Quality of the metabolite measurements (indexed by COV), significantly moderated effect sizes for cortical tCho but not NAA, with greater reductions in tCho datasets with lower COVs. COV is an indirect measure of metabolite measurement quality. It was the only quality metric available for analysis, as very few studies reported mean values for direct metrics such as linewidth or CRLB. Mean tCho COV in the empirically-identified datasets with better measurement quality was 13%, with a 95% confidence interval extending up to 17%. A recent meta-analysis demonstrating elevated tCho in schizophrenia found a similar moderating effect of COV on effect sizes [21]. This study also reported a moderating effect of CRLB, such that datasets reporting a mean CRLB ≤ 3 for tCho observed significantly greater effect sizes. Future studies of the clinical and pathophysiological significance of tCho will benefit from stricter linewidth and CRLB inclusion thresholds than those in common use and stricter exclusion rules for distorted spectra and outlier values. Similarly, our rating of overall study quality significantly moderated cortical tCho effect sizes, which were greater in studies with higher overall quality. Significant heterogeneity observed in cortical tCho and NAA meta-analyses could not be attributed to any of the moderating factors we examined, but appeared to result from statistical outliers. Heterogeneity was low and non-significant when these were excluded.

Limitations

Our analysis had several limitations. First, the relatively small number of studies reporting on metabolites other than NAA and tCho diminished our power to detect consistent regional abnormalities in those metabolites, especially GABA. Similarly, very few studies investigated subcortical threat processing regions. The limited number of datasets particularly constrained our ability to examine potentially moderating factors, including differences between specific diagnoses, medication status, and data acquisition and processing methods.

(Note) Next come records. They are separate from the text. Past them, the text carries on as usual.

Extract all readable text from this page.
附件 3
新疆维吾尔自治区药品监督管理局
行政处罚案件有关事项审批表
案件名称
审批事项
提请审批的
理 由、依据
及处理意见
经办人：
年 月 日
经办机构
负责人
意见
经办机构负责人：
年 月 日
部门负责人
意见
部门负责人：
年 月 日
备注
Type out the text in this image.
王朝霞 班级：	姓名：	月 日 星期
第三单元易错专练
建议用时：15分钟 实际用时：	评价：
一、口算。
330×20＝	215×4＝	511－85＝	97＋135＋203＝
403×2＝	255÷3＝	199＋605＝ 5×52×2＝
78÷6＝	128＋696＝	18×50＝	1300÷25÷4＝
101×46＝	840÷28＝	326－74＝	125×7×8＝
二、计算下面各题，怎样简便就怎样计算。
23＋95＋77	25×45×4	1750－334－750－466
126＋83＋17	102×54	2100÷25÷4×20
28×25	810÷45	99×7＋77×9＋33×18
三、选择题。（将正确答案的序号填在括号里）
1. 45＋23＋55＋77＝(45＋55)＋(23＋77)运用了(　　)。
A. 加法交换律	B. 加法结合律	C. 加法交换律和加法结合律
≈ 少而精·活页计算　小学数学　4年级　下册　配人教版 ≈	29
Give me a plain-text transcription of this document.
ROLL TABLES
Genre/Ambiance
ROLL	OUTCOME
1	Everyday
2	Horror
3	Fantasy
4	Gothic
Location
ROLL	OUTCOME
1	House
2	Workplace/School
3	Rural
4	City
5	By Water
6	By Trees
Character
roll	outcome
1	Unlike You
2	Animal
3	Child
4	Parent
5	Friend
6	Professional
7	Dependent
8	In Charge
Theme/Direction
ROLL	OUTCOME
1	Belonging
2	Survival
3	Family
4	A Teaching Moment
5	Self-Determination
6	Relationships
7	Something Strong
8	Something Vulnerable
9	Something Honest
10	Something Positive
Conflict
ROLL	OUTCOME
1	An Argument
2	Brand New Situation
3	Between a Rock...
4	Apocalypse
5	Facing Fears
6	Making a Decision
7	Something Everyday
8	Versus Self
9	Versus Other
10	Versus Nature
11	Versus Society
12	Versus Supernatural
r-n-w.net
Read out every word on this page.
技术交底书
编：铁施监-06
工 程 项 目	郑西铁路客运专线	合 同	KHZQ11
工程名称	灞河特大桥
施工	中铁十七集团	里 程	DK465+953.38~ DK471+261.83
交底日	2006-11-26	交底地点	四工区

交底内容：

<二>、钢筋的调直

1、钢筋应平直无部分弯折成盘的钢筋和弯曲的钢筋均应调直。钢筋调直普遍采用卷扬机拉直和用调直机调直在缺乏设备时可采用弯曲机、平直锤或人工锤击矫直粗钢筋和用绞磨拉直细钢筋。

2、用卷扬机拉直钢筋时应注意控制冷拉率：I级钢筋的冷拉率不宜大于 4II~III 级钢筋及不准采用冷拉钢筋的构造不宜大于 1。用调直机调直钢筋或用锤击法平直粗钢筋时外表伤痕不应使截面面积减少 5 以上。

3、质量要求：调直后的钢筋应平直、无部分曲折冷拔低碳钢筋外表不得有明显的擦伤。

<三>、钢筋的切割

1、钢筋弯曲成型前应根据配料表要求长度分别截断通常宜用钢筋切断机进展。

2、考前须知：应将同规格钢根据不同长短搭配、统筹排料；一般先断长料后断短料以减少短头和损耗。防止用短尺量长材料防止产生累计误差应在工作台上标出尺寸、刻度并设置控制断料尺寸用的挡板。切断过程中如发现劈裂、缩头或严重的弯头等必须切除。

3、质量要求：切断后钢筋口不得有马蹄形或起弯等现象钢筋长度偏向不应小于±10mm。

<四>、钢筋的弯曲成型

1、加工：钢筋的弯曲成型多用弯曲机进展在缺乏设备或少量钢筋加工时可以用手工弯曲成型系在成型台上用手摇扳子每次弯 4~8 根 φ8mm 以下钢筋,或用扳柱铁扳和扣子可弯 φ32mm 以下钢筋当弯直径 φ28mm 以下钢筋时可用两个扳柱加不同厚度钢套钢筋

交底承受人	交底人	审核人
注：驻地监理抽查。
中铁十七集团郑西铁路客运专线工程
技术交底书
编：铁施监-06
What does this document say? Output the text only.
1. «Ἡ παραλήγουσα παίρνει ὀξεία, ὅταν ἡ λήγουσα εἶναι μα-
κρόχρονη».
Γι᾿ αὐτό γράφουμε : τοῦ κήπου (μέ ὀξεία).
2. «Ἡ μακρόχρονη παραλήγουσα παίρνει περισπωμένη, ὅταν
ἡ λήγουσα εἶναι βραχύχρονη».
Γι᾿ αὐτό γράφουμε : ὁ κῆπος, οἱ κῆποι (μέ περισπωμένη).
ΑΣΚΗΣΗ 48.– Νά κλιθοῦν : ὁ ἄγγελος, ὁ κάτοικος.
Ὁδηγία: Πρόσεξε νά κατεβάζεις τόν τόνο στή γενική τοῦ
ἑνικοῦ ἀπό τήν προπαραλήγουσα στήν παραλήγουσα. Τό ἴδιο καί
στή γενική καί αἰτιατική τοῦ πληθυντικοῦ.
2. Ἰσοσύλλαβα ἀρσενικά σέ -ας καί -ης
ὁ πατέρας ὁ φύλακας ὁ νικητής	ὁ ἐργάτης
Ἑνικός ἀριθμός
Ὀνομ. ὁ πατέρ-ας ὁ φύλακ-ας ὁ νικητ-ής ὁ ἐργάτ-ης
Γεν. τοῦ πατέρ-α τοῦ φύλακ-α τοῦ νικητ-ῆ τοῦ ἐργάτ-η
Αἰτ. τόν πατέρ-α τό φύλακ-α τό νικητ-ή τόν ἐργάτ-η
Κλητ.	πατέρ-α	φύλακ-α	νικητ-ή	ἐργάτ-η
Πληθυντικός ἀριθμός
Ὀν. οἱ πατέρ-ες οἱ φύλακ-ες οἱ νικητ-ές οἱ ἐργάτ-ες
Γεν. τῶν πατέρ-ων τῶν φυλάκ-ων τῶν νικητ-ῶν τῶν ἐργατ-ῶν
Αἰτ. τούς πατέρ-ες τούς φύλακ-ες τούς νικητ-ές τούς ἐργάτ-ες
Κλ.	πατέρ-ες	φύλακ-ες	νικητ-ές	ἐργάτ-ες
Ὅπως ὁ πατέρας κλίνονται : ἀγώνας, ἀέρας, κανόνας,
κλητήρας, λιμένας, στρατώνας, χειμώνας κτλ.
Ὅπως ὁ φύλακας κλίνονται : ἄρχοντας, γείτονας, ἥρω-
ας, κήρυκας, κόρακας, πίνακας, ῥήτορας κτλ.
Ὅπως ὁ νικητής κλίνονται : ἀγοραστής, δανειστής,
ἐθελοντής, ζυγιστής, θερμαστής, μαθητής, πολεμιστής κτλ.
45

Only when combing data across all cortical regions was there adequate power to examine such factors. Some important variables, such as age, symptom severity, comorbidity, and medication dosage are difficult to examine in aggregated data by meta-analysis and are best approached using individual patient data. In addition, most studies did not report standard measurement quality metrics (e.g. line width and CRLB). Only COV, an indirect quality metric, was available for moderator analyses. Finally, a critical, unanswered question is whether reduced cortical tCho is associated with clinical severity or prognosis in AnxDs, and if so, if the direction of the association suggests a pathogenic or a beneficially adaptive process. Patient-level data will be required to address this question.

Conclusions

This first ever meta-analysis of 1H-MRS studies of people with anxiety disorders (SAD, GAD, and PD) identified a transdiagnostic pattern of reduced choline-containing compounds in the prefrontal cortex and across cortical regions generally. The effect size was moderated by metabolite measurement quality, with cortical tCho levels in patients averaging 8% lower than in controls across datasets with tCho COV ≤ 17%. The effects of arousal-related neuromodulators, such as norepinephrine, on choline metabolism in neurons and glial cells suggest a possible mechanism for reduced cortical tCho in AnxDs. Further studies will be required to clarify the mechanism and clinical significance of this transdiagnostic abnormality, including the possibility of therapeutic benefit from appropriate choline supplementation.